Le trouble psychomoteur en est une composante particulièrement invalidante qui réduit les capacités d’apprentissage, d’adaptation, d’autonomie et d’indépendance.

Cette conception fournit un cadre pour aborder, avec une intention forte d’y remédier, les grands enjeux démographiques actuels, dont la dépendance et ses projections alarmantes qu’elle soit liée à l’âge, au handicap ou à la maladie.

Capgeris

Quelle est l’origine de ce projet et quels sont les objectifs de cette Fondation ?

Alexandrine SAINT-CAST

La psychomotricité et les perturbations des fonctions psychomotrices, pour être comprises et évaluées, doivent être étudiées dans toutes leurs dimensions.
Un corpus scientifique spécifique et adéquat, une discipline dédiée sont donc nécessaires, en coopération avec les autres acteurs de la recherche en sciences médicales et humaines : laboratoires, sociétés savantes, groupements scientifiques, associations de patients et d’usagers, etc., privés et publics, universitaires, institutionnels, académiques, français et étrangers.

Capgeris

Association pour la Recherche et le Développement Psychomoteur :
Pouvez-vous nous décrire votre parcours professionnel ?

Alexandrine SAINT-CAST

Psychomotricienne DE depuis 1985, en parallèle de mes activités cliniques, en consultation de ville, je suis coordinatrice de l’Unité Européenne de Formation Permanente de l’Institut Supérieur de Rééducation Psychomotrice et de l’Organisation Internationale de Psychomotricité et de Relaxation.

Du côté des publications, je suis rédactrice en chef de la revue Evolutions Psychomotrices (indexée CNRS) et membre du comité de rédaction d’Enfances & Psy.
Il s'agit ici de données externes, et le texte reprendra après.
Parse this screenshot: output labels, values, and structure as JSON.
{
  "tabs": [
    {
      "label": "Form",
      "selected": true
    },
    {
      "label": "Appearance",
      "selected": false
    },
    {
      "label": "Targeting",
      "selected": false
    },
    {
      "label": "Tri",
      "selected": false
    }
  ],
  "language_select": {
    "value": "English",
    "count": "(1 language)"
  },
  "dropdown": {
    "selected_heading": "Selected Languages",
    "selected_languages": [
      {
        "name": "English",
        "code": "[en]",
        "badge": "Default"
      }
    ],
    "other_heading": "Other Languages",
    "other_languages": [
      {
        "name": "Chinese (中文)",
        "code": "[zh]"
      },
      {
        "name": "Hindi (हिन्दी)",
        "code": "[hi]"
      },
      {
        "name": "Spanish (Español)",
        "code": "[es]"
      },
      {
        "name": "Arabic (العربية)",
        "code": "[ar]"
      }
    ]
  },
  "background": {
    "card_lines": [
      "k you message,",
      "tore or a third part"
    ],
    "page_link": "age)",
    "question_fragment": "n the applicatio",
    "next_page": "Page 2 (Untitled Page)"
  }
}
J’ai contribué aux comités scientifiques des principaux congrès de psychomotricité nationaux et internationaux de ces 10 dernières années et publié plusieurs articles dans des revues de santé et pour le grand public.

J’ai aussi siégé à la Commission des Psychomotriciens au Conseil Supérieur des Professions Paramédicales auprès du Ministre de la Santé et je suis actuellement Secrétaire Générale adjointe de la Fédération Française des Psychomotriciens chargée de la communication et des relations internationales.

En 1990, j’ai mené une première recherche sur le stress au bruit pour le Ministère de l'Environnement.
J’ai ensuite soutenu un Master en missions et démarches d’évaluation dont le thème de mémoire portait sur les questions de normes et normalités puis un PhD en éducation, dans un programme franco-québécois de doctorat, qui portait sur les profils psychomoteurs d’enfants à hauts potentiels intellectuels en difficulté d’apprentissage à l’école.

Capgeris

Vous dirigez l’Association pour la Recherche et le Développement Psychomoteur.
Quels sont l’objet et les missions de cette Association ?

Alexandrine SAINT-CAST

Nous réalisons des actions de recherche et proposons des consultations en psychomotricité, graphomotricité et relaxation à des enfants, adolescents et adultes : bilan et prise en charge en individuel.

Nous collaborons aussi avec d’autres associations françaises et internationales.